Some thoughts on IT relationships (from 2005)

......shamelessly lifted from my work with David Taylor, Author of the Naked Leader series and someone who I am privileged to consider an inspiration, a colleague and friend. His blog on IT leadership is here

The future is your choice – so seize the moment …

  • Approach - Be “business first and business always
  • Language – Remember that you are the business - make sure everyone speaks "Business English".
  • Service Levels - trusted customer relationships are more important than “service levels”
  • Technology - Focus on what it does - people don't care what it is
  • You – Take control of your personal brand – People ask "What's she/he like?"

Some things to consider

Please try to stop using the term "the business" which in itself creates separation - you are the business. “Users” is a term reserved for drug addicts – avoid it – we have customers !

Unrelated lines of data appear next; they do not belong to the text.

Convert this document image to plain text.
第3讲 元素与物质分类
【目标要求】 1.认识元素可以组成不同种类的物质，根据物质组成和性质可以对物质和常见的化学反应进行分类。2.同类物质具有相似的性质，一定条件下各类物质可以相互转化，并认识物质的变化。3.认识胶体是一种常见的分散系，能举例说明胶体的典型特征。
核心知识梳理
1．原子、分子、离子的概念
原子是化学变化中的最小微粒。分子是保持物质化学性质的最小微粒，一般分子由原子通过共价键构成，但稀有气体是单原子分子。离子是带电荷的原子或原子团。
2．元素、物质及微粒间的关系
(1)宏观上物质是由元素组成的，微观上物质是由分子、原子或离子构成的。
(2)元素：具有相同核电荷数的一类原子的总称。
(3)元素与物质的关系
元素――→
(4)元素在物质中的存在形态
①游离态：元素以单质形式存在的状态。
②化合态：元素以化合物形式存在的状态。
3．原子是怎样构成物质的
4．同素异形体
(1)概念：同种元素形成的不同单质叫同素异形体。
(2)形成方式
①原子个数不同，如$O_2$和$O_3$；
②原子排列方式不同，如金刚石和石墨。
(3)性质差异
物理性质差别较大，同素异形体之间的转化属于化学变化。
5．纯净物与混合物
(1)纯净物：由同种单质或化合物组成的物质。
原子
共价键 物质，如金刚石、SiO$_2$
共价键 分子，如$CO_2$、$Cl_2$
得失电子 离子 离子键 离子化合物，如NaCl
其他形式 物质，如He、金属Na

Don't, that's don't use IT terms and acronyms that your customers don't understand. Explain concepts in the language of business, based on the key drivers/metrics that concern our customers (ie revenue, profit, cost, etc)

Please focus on what technology can do to drive revenue, create new capabilities, automate processes, attract new customers and delight existing ones - talk about what it does, not what it is (unless you're a technology company, no-one cares what it is .... especially your customers).

Development must be flexible - project life cycles have to get shorter. Accept that people have the right to change their minds and turn on a sixpence. The time line for projects is weeks and months, not months and years.

Run your projects as if they were a profit centre - every project (even infrastructure development) must be a business project and you must take on the role of ensuring benefits are realised.

Remove the negatives around IT. Whenever I want something from the IT Department, why is the answer "No" - make it "Yes" and we'll start from there

…….and most of all.

You are all your own “shop window”. Be visible, honest, open and transparent. Remove the smoke and mirrors, take personal ownership and deliver and exceptional IT experience. Take personal pride in everything you do.